Some of the results in the upcoming mayoral elections due to be declared over the next couple of days could also prove disappointing for Starmer’s party. Those around Sadiq Khan suggest the results in London will be much closer than the large poll leads suggest, due to changes in the voting system and voter dissatisfaction over crime and the mayor’s clean air policies.
Labour could also face an upset in the North East mayoral election, where the former Labour mayor turned independent, Jamie Driscoll, looks on course for a potential victory after being blocked from standing by the party.
This could all be a sign of things to come under a potential future Labour Government, with splits on the left and voter dissatisfaction quickly souring the elation of any general election landslide.
But for a party on the cusp of going from one of the worst general election defeats in history in 2019 to one of their greatest ever victories in 2024, these are crosses they will be more than willing to bear.
And while Downing Street have been desperately trying to focus journalists’ attention on the rare expected chinks of light from these results, such as Andy Street and Ben Houchen potentially clinging on to their mayoral seats, the truth is that the only Conservative candidates likely to do well in these elections are those who have most successfully distanced themselves from the party they still nominally stand for.

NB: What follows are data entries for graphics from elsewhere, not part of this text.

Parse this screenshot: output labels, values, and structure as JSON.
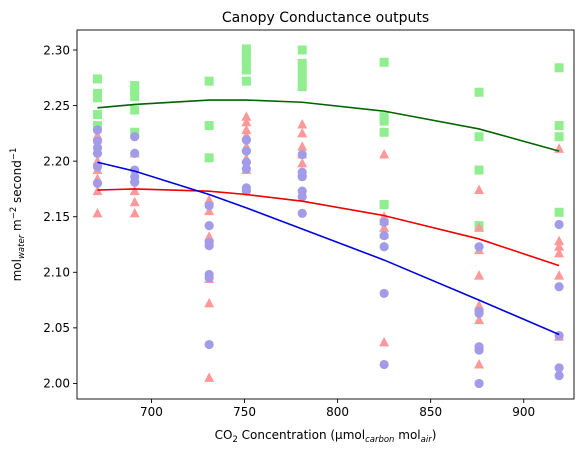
{
  "chart_data": {
    "type": "scatter",
    "title": "Canopy Conductance outputs",
    "xlabel": {
      "base": "CO",
      "sub1": "2",
      "mid": " Concentration (µmol",
      "sub2": "carbon",
      "mid2": " mol",
      "sub3": "air",
      "end": ")"
    },
    "ylabel": {
      "base": "mol",
      "sub1": "water",
      "mid": " m",
      "sup1": "−2",
      "mid2": " second",
      "sup2": "−1"
    },
    "xlim": [
      660,
      927
    ],
    "ylim": [
      1.986,
      2.318
    ],
    "xticks": [
      "700",
      "750",
      "800",
      "850",
      "900"
    ],
    "xtick_values": [
      700,
      750,
      800,
      850,
      900
    ],
    "yticks": [
      "2.00",
      "2.05",
      "2.10",
      "2.15",
      "2.20",
      "2.25",
      "2.30"
    ],
    "ytick_values": [
      2.0,
      2.05,
      2.1,
      2.15,
      2.2,
      2.25,
      2.3
    ],
    "colors": {
      "green_points": "#90ee90",
      "pink_points": "#ff9999",
      "purple_points": "#a29be8",
      "green_line": "#006400",
      "red_line": "#ee0000",
      "blue_line": "#0000dd"
    },
    "scatter_series": [
      {
        "marker": "square",
        "color_key": "green_points",
        "points": [
          [
            671,
            2.274
          ],
          [
            671,
            2.261
          ],
          [
            671,
            2.257
          ],
          [
            671,
            2.242
          ],
          [
            671,
            2.232
          ],
          [
            691,
            2.268
          ],
          [
            691,
            2.264
          ],
          [
            691,
            2.258
          ],
          [
            691,
            2.246
          ],
          [
            691,
            2.226
          ],
          [
            731,
            2.272
          ],
          [
            731,
            2.232
          ],
          [
            731,
            2.203
          ],
          [
            751,
            2.301
          ],
          [
            751,
            2.297
          ],
          [
            751,
            2.292
          ],
          [
            751,
            2.287
          ],
          [
            751,
            2.282
          ],
          [
            751,
            2.272
          ],
          [
            781,
            2.3
          ],
          [
            781,
            2.288
          ],
          [
            781,
            2.281
          ],
          [
            781,
            2.274
          ],
          [
            781,
            2.267
          ],
          [
            825,
            2.289
          ],
          [
            825,
            2.24
          ],
          [
            825,
            2.236
          ],
          [
            825,
            2.226
          ],
          [
            825,
            2.161
          ],
          [
            876,
            2.262
          ],
          [
            876,
            2.222
          ],
          [
            876,
            2.192
          ],
          [
            876,
            2.142
          ],
          [
            919,
            2.284
          ],
          [
            919,
            2.232
          ],
          [
            919,
            2.222
          ],
          [
            919,
            2.154
          ]
        ]
      },
      {
        "marker": "triangle",
        "color_key": "pink_points",
        "points": [
          [
            671,
            2.223
          ],
          [
            671,
            2.21
          ],
          [
            671,
            2.2
          ],
          [
            671,
            2.192
          ],
          [
            671,
            2.184
          ],
          [
            671,
            2.173
          ],
          [
            671,
            2.153
          ],
          [
            691,
            2.207
          ],
          [
            691,
            2.185
          ],
          [
            691,
            2.173
          ],
          [
            691,
            2.163
          ],
          [
            691,
            2.153
          ],
          [
            731,
            2.165
          ],
          [
            731,
            2.155
          ],
          [
            731,
            2.132
          ],
          [
            731,
            2.094
          ],
          [
            731,
            2.072
          ],
          [
            731,
            2.005
          ],
          [
            751,
            2.24
          ],
          [
            751,
            2.235
          ],
          [
            751,
            2.228
          ],
          [
            751,
            2.223
          ],
          [
            751,
            2.213
          ],
          [
            751,
            2.202
          ],
          [
            751,
            2.192
          ],
          [
            781,
            2.233
          ],
          [
            781,
            2.225
          ],
          [
            781,
            2.213
          ],
          [
            781,
            2.206
          ],
          [
            781,
            2.198
          ],
          [
            781,
            2.19
          ],
          [
            825,
            2.206
          ],
          [
            825,
            2.15
          ],
          [
            825,
            2.146
          ],
          [
            825,
            2.14
          ],
          [
            825,
            2.134
          ],
          [
            825,
            2.037
          ],
          [
            876,
            2.174
          ],
          [
            876,
            2.14
          ],
          [
            876,
            2.12
          ],
          [
            876,
            2.097
          ],
          [
            876,
            2.07
          ],
          [
            876,
            2.057
          ],
          [
            876,
            2.017
          ],
          [
            919,
            2.211
          ],
          [
            919,
            2.128
          ],
          [
            919,
            2.123
          ],
          [
            919,
            2.117
          ],
          [
            919,
            2.097
          ],
          [
            919,
            2.042
          ]
        ]
      },
      {
        "marker": "circle",
        "color_key": "purple_points",
        "points": [
          [
            671,
            2.228
          ],
          [
            671,
            2.218
          ],
          [
            671,
            2.212
          ],
          [
            671,
            2.207
          ],
          [
            671,
            2.195
          ],
          [
            671,
            2.18
          ],
          [
            691,
            2.222
          ],
          [
            691,
            2.207
          ],
          [
            691,
            2.192
          ],
          [
            691,
            2.186
          ],
          [
            691,
            2.181
          ],
          [
            731,
            2.16
          ],
          [
            731,
            2.142
          ],
          [
            731,
            2.127
          ],
          [
            731,
            2.124
          ],
          [
            731,
            2.098
          ],
          [
            731,
            2.095
          ],
          [
            731,
            2.035
          ],
          [
            751,
            2.219
          ],
          [
            751,
            2.209
          ],
          [
            751,
            2.199
          ],
          [
            751,
            2.193
          ],
          [
            751,
            2.176
          ],
          [
            751,
            2.173
          ],
          [
            781,
            2.206
          ],
          [
            781,
            2.19
          ],
          [
            781,
            2.186
          ],
          [
            781,
            2.173
          ],
          [
            781,
            2.168
          ],
          [
            781,
            2.153
          ],
          [
            825,
            2.145
          ],
          [
            825,
            2.133
          ],
          [
            825,
            2.123
          ],
          [
            825,
            2.081
          ],
          [
            825,
            2.017
          ],
          [
            876,
            2.123
          ],
          [
            876,
            2.065
          ],
          [
            876,
            2.063
          ],
          [
            876,
            2.033
          ],
          [
            876,
            2.03
          ],
          [
            876,
            2.0
          ],
          [
            919,
            2.143
          ],
          [
            919,
            2.087
          ],
          [
            919,
            2.043
          ],
          [
            919,
            2.014
          ],
          [
            919,
            2.007
          ]
        ]
      }
    ],
    "line_series": [
      {
        "color_key": "green_line",
        "x": [
          671,
          691,
          731,
          751,
          781,
          825,
          876,
          919
        ],
        "y": [
          2.248,
          2.251,
          2.255,
          2.255,
          2.253,
          2.245,
          2.229,
          2.209
        ]
      },
      {
        "color_key": "red_line",
        "x": [
          671,
          691,
          731,
          751,
          781,
          825,
          876,
          919
        ],
        "y": [
          2.174,
          2.175,
          2.173,
          2.17,
          2.164,
          2.151,
          2.13,
          2.106
        ]
      },
      {
        "color_key": "blue_line",
        "x": [
          671,
          691,
          731,
          751,
          781,
          825,
          876,
          919
        ],
        "y": [
          2.199,
          2.191,
          2.17,
          2.158,
          2.139,
          2.111,
          2.075,
          2.044
        ]
      }
    ],
    "grid": false,
    "legend": "none"
  }
}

Meanwhile the party’s core strategy of trying to ignite a series of “culture wars” over issues such as gender and immigration, are continuing to fail for the party.
Despite spending this week marshalling immigration officers and the civil service behind a pre-local election push on its Rwanda policy, the early results suggest that the Conservative party’s focus on such issues is only helping to serve the interests of Nigel Farage’s Reform party.
Meanwhile, the broader focus on niche culture war debating issues, appears to be merely alienating voters far more concerned with other issues, according to research by the pollster Luke Tryl, who suggests that such rhetoric about “woke” issues “significantly reduces the likelihood to vote Conservative”.
In fact despite all of their best efforts, all the signs suggest that the Conservative party’s strategy of attempting to win the general election through what their former Deputy Chairman Lee Anderson describes as “a mix of culture wars and the trans debate” is going swiftly down the (gender neutral) toilet.